Rejuvenation of excitatory synapses

Re-enrichment of GluN2B-containing NMDARs

Excitatory synapses in the NAc, formed from projections from several limbic and paralimbic brain regions (Fig. 1), are targets of drugs of abuse to induce addition-related behaviors.45 At a fully functional excitatory synapse, there are two major types of ionotropic glutamate receptors, NMDARs and AMPA receptors (AMPARs). Whereas AMPARs serve as the main mediator of excitatory synaptic transmission, NMDARs mainly function by regulating synaptic transmission through their coupled intracellular signaling mechanisms. In many brain regions, a signature feature of newborn excitatory synapses is the enrichment in GluN2B-containing NMDARs46. During synaptogenesis, GluN2B NMDARs may function to drive the formation of postsynaptic structures; overexpression of these receptors substantially increases the number of dendritic spines47. During synapse maturation, these receptors are thought to maintain the immature status of excitatory synapses, allowing a highly fine-tuned synaptic maturation to occur48,49. Synaptic GluN2B NMDARs are gradually replaced by GluN2A NMDARs along the course of brain development46, and this switch reflects the maturation of excitatory synapses.
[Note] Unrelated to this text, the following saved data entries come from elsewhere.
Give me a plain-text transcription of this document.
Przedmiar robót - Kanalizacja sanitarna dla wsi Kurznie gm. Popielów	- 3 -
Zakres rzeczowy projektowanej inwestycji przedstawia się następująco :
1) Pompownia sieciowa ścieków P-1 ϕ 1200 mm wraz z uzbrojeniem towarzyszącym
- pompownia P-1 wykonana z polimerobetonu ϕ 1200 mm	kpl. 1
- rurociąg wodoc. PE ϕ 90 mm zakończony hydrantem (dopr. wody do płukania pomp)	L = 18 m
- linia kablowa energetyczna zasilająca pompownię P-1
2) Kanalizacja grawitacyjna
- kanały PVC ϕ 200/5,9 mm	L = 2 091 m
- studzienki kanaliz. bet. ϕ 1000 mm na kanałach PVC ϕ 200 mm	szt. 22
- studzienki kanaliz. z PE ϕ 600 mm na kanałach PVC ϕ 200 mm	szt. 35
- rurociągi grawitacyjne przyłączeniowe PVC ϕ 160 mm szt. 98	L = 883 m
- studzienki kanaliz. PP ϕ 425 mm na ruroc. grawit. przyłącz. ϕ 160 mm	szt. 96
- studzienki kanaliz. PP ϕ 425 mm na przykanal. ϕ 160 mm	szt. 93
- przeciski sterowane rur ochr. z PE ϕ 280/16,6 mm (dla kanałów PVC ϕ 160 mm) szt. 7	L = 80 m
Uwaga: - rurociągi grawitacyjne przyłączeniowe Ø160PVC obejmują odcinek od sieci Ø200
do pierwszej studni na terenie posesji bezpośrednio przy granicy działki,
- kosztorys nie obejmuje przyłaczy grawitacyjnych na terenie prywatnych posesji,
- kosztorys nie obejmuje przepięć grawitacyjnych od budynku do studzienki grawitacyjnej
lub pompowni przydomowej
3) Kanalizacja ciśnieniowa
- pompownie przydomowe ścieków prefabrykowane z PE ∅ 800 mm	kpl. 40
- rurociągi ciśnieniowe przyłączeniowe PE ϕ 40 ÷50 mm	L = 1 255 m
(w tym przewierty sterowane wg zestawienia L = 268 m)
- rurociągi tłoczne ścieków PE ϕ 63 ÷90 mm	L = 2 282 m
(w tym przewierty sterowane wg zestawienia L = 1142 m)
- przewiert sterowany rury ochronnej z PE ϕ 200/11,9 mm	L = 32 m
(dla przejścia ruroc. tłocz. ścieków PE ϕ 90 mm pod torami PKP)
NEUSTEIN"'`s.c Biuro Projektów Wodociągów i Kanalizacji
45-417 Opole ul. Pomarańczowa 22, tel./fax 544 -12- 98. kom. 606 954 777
A major functional difference between GluN2A and GluN2B NMDARs is that the latter possess a substantially higher ability to activate Ca2+/calmodulin-dependent protein kinase II (CaMKII) signaling, which is strongly implicated in mediating activity-dependent synaptic strengthening50.

Figure 1. Diagram showing major limbic and paralimbic glutamatergic projections to the NAc.

Figure 1

mPFC, the medial prefrontal cortex which comprises the infralimbic and prelimbic PFC; OFC, the orbitofrontal cortex; Hipp, the hippocampus; BLA, the basolateral amygdala; and Thal, the thalamus. Other major inputs to the NAc include the VTA (ventral tegmental area) and Hypo (hypothalamus), which send dopaminergic and peptidergic inputs to the NAc, although some of these projections may also be glutamatergic.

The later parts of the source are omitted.